Sparlampen / ©: F. Blaser/ WWF

Sparlampen: Besser als ihr Ruf

Vom richtigen Umgang mit Stromsparlampen
Im Gegensatz zu Glühbirnen und Halogenlampen verursachen Stromsparlampen etwas stärkere elektromagnetische Felder – sie liegen jedoch weit unter den Richtwerten des Bundes und unter denjenigen von Handys. Der WWF empfiehlt empfindlichen Menschen, bei Sparlampen einen Abstand von mehr als 40 cm vom Kopf einzuhalten. Das Leuchtmittel eignet sich deshalb besonders für hohe Räume wie Garagen, Keller oder Korridore. Für Nachttisch- oder Schreibtischlampen sind eher die sehr effizienten LED-Birnen zu empfehlen.

Gesundheitsrisiko Quecksilber
Stromsparlampen enthalten eine geringe Menge - meist ca. 2 Milligramm - Quecksilber. Diese Menge ist rund 500 Mal geringer als jene in einem alten Fieberthermometer. Panikmache wegen angeblich grossen gesundheitlichen Risiken ist nicht am Platz: Auch Neonröhren enthalten Quecksilber, und diese sind seit vielen Jahren in Büros, öffentlichen Gebäuden und Schulen im Einsatz.

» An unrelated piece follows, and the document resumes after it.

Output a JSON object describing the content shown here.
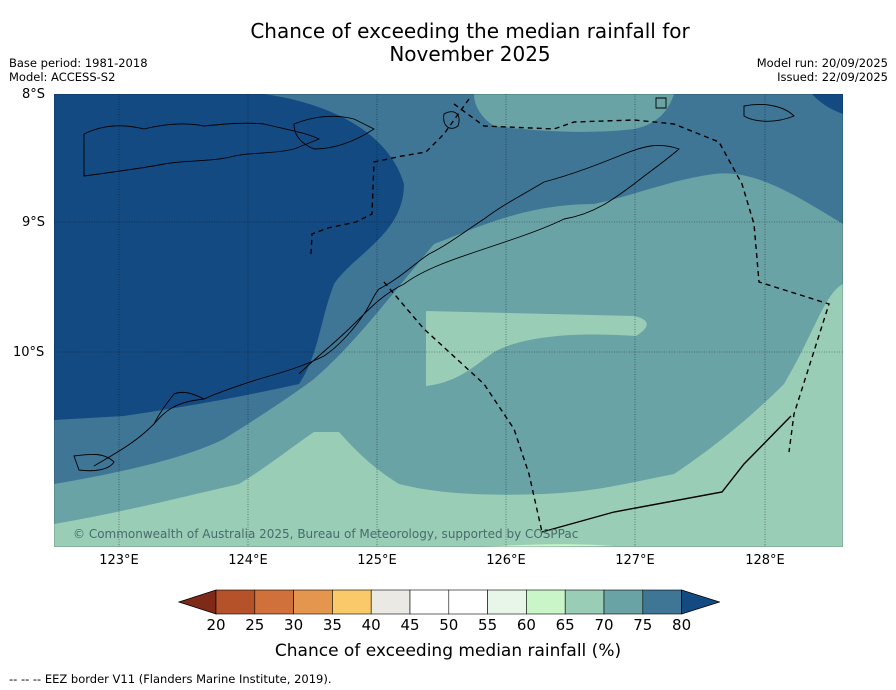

Quecksilber entweicht nur, wenn die Lampe zerbricht. In diesem Fall kann kurzzeitig die Quecksilberkonzentration für Innenräume überschritten werden. Dabei ist nicht das gebundene, sondern nur das gasförmige Quecksilber giftig und sollte nicht eingeatmet werden. In diesem Fall gilt:
  • Fenster öffnen
  • Scherben zusammenwischen und in einem Schraubdeckelglas verschliessen
  • Das Glas zur Sammelstelle für elektronische Geräte oder zur Verkaufsstelle bringen
  • Möglichst nicht staubsaugen, um keinen Quecksilberstaub aufzuwirbeln
  • Den Raum gut durchlüften

Nicht zerbrochene Sparlampen gehören immer separat entsorgt. Alle Verkaufsstellen müssen ausgediente Produkte gratis zurücknehmen.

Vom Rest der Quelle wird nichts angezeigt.